REGIONAL NEWS.ID, TANJUNGPINANG – Ketua LSM Kodat86 Cak Ta’in Komari SS meragukan realisasi anggaran pokir 45 Anggota DPRD Provinsi Kepri dikelola secara benar. Anggaran itu berpotensi dikorupsi dengan cara mengambil komisi dari setiap proyek.
Informasi yang didapat menyebutkan bahwa masing-masing anggota dewan mendapatkan anggaran minimal 6 miliar bahkan ada yang lebih. Anggaran tersebut dititipkan melalui Organisasi Perangkat Daerah (OPD) atau dinas yang ada.
“Angkanya bisa lebih dari 300 miliar, karena unsur pimpinan mendapatkan pokir lebih dibanding anggota biasa. ” kata Cak Ta’in di Batam.
Menurut Cak Ta’in, temuan adanya anggaran 3 miliar lebih tahun 2022 di Diskominfo Kepri dengan spesifikasi pekerjaan berita. Ada indikasi kuat titipan pokir anggota DPRD Provinsi Kepri itu mengindikasikan pokir-pokir anggota dewan lainnya yang model realisasinya sama.
Anggaran pokir dititip pada OPD-OPD sesuai bidang kerja komisi masing-masing anggota dewan.
Kodat86 juga menemukan adanya dugaan anggaran titipan untuk sewa 10 unit mobil di salah satu OPD, dengan sewa masing-masing unit senilai Rp.9,5 juta.

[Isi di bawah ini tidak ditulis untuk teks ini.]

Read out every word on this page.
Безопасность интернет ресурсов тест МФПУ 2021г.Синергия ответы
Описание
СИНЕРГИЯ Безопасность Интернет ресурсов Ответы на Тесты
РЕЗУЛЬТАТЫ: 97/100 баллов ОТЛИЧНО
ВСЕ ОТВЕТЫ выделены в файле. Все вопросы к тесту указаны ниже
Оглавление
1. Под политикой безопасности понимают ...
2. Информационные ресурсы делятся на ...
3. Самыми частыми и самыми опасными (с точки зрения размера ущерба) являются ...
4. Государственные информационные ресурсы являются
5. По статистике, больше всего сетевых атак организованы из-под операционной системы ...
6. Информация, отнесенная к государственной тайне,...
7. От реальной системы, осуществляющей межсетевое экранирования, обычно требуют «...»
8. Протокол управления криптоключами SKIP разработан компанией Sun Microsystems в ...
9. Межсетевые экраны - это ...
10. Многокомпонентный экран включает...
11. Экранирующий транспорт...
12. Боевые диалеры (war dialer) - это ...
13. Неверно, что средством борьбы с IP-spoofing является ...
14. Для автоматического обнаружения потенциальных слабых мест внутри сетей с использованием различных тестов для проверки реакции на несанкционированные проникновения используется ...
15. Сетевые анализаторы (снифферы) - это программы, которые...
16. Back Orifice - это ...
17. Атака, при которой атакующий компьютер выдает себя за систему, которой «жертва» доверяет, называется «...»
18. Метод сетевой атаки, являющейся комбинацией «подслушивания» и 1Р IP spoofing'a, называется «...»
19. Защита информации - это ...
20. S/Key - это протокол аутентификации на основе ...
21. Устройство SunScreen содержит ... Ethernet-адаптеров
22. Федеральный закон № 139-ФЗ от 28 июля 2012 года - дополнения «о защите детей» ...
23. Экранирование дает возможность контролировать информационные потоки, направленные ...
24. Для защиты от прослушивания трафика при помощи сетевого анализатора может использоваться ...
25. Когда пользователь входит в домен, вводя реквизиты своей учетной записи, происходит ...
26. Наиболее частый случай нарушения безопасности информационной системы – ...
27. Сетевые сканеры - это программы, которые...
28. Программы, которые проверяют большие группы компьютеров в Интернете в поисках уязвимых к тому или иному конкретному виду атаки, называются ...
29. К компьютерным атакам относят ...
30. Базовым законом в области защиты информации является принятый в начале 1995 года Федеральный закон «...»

Modus lain yang digunakan yakni dengan alokasi anggaran sosial dan hibah.
Patut diduga ada indikasi menggunakan yayasan fiktif atau memberikan porsi prosentase saja.
“Apakah kemudian pokir itu tidak perlu? Jawabnya bisa iya bisa tidak. Jika orientasi adalah mempercepat realisasi aspirasi masyarakat atau konstituen mereka ya itu bagus, tapi ada anggapan pokir untuk mencari keuntungan pribadi itu yang jelas salah dan bisa bermasalah hukum.” terang Cak Ta’in.
Lebih lanjut Cak Ta’in menjelaskan, masalah kedudukan dan protokoler keuangan pimpinan dan anggota dewan itu sudah diatur dalam peraturan perundangan. Jika mereka mengambil komisi dari proyek-proyek pokir mereka maka itu sudah masuk kategori gratifikasi dan korupsi.
Untuk itu, Cak Ta’in menambahkan semua pokir anggota DPRD Provinsi Kepri itu perlu diawasi lebih ketat bagaimana realisasinya. Masalahnya pokir ini kental mengandung unsur KKN yang melanggar hukum.
Tidak semua anggota dewan makan dana pokir untuk kepentingan pribadi atau menguntungkan kelompoknya, tapi mayoritasnya menganggap pokir itu menjadi jatah mereka. Ada beberapa anggota dewan yang amanah melaksanakan dana pokir itu sebagai wujud aspirasi masyarakat.
“Masyarakat bisa menilai mana anggota dewan yang benar-benar amanah terhadap aspirasi dan pokir dan mana yang diembat sendiri gak mikirin masyarakat.” pesan Cak Ta’in.
“Selain yang dianggarkan di Sekretariat Dewan, anggota DPRD tidak boleh menerima sepeserpun dari keuangan pemerintah lainnya. apalagi mengambil fee proyek pokir, bahkan ada indikasi pokirnya itu difiktifkan. Masalah terbesarnya pokir itu dianggap bagian dari jatah para anggota dewan itu, ” tegas Cak Ta’in.
Cak Ta’in menegaskan Kodat86 akan segera melaporkan dan membongkar permainan dana pokir anggota dewan itu satu persatu ke Komisi Pemberantasan Korupsi (KPK) secepatnya.
Dia meyakini jika secara akumulasi indikasi ada tindak pidana korupsi kuat dengan bukti permulaan, maka dia yakin KPK akan segera menindaklanjuti.
“Kita buat kajian hukumnya dulu, jika memenuhi unsur kita segera untuk melaporkan secepatnya, apalagi Ketua KPK, Bpk. Firli Bahuri sudah mengingatkan supaya anggota Dewan tidak bermain pokir lagi. Artinya persoalan pokir ini pasti akan mendapat atensi dan tantangan bagi KPK,” tambahnya.